Approach #2: Ad Serving Routes
For our second attempt, we allowed a single tactic to own the T&C split.
An Ad Serving Route (ASR) is Eyeview’s way of directing a user to campaign videos within the tactic. If we define a Test ASR (i.e. test videos) vs. a Control ASR (control videos), we could now make sure to split ASRs according to weight as well as making sure users are “sticky” to an ASR.
It seemed like the right solution but provided new and unresolved problems:
- If we needed multiple ASRs, all the Test ASRs and all the Control ASRs were mutually exclusive with each other – similar to approach #1, there was still an unnecessary delivery constraint.
- This scheme didn’t allow mutual exclusivity among different tactics within the same campaign.
Approach #3: Ad Serving Routes + Groups
In addition to ASRs we introduced the concept of and Ad Serving Route Group (ASRG).
An ASRG contains ASRs from different tactics within a single campaign. The Test group and the Control group are modeled as different ASRGs. One campaign may have many Test ASRGs and many Control ASRGs, all of them are mutually exclusive from each other.
In this scheme:
- Within the scope of a tactic, stickiness continues happening at the ASR level.
- Within the scope of a campaign, stickiness happens at the ASRG level.
This mechanism solved our previous limitations:
- Different Control ASRs were not mutually exclusive with each other as far as they belong to the same ASRG.
- Different tactics were mutually exclusive as far their ASRs belong to different ASRGs.
Implementation and Technologies
We use MongoDB for our Campaign DB, which includes campaign, tactic, ad serving routes, and ad serving route group definitions.
We use Aerospike to store the user frequency data.
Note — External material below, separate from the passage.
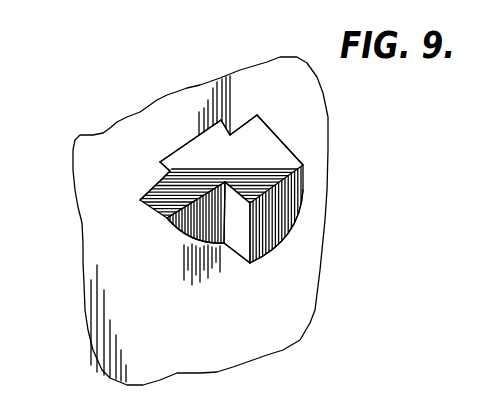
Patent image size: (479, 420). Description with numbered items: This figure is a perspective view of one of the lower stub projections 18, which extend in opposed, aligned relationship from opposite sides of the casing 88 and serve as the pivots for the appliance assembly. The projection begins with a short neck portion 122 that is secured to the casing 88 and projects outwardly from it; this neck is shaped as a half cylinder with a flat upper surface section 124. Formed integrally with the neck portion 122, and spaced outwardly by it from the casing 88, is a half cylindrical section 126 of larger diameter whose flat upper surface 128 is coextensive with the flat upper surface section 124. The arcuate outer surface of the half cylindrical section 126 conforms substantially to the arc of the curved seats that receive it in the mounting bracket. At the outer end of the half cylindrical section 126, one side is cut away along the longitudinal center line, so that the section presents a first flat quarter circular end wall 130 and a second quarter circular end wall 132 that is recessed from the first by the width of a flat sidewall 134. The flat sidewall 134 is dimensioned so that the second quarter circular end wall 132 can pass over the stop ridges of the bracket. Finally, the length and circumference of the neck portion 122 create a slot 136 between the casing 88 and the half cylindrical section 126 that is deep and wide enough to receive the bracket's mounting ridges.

Here we store the history of our users, keeping track of what tactic and what ad serving routes we served.
When our bidder processes a bid call and evaluates a tactic as a candidate to serve, it checks the user history to determine if the user has already been served by that tactic or by another tactic in the same campaign. If that’s the case it performs user personalization, enforcing the conditions of stickiness to ad serving routes and mutual exclusivity between ad serving route groups.
Ad Serving Route Type Available in User Scoring Context
When we process a bid call we leverage a user scoring functions (USF) to decide how interested we are in the user. We do this for every tactic that is a candidate to serve.
We make USF calls by passing a variety of values related to the tactic, the user, and the bid call. We decided to add the Ad Serving Route Group type (an indication of whether we are going to serve on a Test or a Control group) to that input.
To accomplish this we reshaped our targeting logic. Both USF evaluation and video variant selection are time and resource-consuming tasks that don’t happen in our bidder instances, they all run parallel in dedicated servers. In the past, our targeting logic comprised both ad serving route selection and video variant selection. We needed to move the ad serving route selection to an earlier state in the bid call processing pipeline so that all parallel calls could be made with all the required inputs.
At Eyeview we understand that the success of a video campaign is determined by its capacity to deliver results. We also assert that campaign performance must be measured thoroughly.
Our Test & Control mechanism allows us not only to measure the outcome we deliver to our clients but also to continuously explore how results can be improved, providing support to make smart marketing decisions.